Taufen, wie einst Johannes der Täufer es tat

Dreikönigsgemeinde die Nähe zum Main für eine besondere Feier
Konrad hat die Ruhe weg. Hin und wieder macht der neun Monate alte Bub große Augen, bleibt aber bei der ganzen Zeremonie sichtlich gelassen - auch als Pfarrerin Silke Alves-Christe ihn mit frischem, kühlem Wasser benetzt. Ebenso wie Karolina (13) wird er später einmal sagen können, im wahrsten Sinne des Wortes mit Mainwasser getauft worden zu sein.
Denn einmal im Jahr nutzt die Dreikönigsgemeinde die Nähe ihrer namengebenden Kirche für eine Maintaufe mitten in der Stadt und unter den Menschen. Doch dieses Mal bleibt es wegen der unglücklichen Wetterprognose bis zuletzt spannend. Und während im Gottesdienst in der Kirche das Lied „Ins Wasser fällt ein Stein“ erklingt, halten Gemeinde und Pfarrerin noch einmal inne: „Da dachte ich schon, dass womöglich nicht nur der Stein ins Wasser fällt, sondern die ganze Taufe“, so Alves-Christe.

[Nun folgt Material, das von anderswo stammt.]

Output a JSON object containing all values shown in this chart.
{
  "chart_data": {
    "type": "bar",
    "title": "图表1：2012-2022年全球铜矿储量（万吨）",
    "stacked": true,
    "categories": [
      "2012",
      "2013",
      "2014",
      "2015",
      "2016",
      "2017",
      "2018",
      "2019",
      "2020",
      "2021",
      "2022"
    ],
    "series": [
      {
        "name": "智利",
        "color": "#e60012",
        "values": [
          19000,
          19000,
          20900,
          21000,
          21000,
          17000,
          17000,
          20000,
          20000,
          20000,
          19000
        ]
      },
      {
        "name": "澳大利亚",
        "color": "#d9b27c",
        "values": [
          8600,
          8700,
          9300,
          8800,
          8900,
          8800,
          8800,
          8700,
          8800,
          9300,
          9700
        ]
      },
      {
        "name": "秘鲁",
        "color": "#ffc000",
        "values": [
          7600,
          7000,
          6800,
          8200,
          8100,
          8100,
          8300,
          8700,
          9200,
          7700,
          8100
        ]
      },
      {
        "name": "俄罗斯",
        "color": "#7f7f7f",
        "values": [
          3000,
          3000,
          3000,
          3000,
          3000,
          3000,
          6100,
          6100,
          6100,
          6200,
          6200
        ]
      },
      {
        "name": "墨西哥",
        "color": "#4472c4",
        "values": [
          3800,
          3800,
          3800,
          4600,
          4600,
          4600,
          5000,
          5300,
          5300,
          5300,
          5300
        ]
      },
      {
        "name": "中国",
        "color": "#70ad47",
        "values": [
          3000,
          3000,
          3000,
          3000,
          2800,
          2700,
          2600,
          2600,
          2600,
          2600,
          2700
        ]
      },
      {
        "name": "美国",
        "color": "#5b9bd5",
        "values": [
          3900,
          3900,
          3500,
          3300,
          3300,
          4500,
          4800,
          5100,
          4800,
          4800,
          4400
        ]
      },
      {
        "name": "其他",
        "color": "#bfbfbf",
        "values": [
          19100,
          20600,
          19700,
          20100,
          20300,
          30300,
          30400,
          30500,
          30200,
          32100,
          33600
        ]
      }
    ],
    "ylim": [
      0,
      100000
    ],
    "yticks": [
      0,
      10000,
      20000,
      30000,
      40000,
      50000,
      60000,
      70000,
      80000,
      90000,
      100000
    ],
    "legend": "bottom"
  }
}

Auch in der Predigt geht es passenderweise um das Thema Taufe und das Altarfenster von Charles Crodel, das einen Fluss mit Fischen und einem Kreuz als Verweis auf die Taufe Jesu zeigt. Wie der Heiland ließen sich auch die ersten Christen als Erwachsene taufen. Da Jesus aber auch die Kinder besonders segnete, um sie ins Reich Gottes aufzunehmen, wurde später eher die Kindstaufe üblich. Für beide Formen der Taufe gebe es heute gute und berechtigte Gründe, findet Alves-Christe.
Glücklicherweise legt der Regen zum Ende des Gottesdienstes dann doch eine Pause ein - gerade rechtzeitig für die rund 60 Gläubigen, um den etwa zehnminütigen Weg hinunter zum Main zurückzulegen. Dort lässt sich an diesem Sonntag auch Karolina taufen, sie möchte diesen wichtigen Schritt gerne noch vor der Konfirmation machen, die bald ansteht. Oft gibt es bei diesem speziellen Jahresgottesdienst auch mehrere Täuflinge, jedoch seien die Leute wohl auch wegen Covid immer noch etwas zurückhaltend, meint die Pfarrerin.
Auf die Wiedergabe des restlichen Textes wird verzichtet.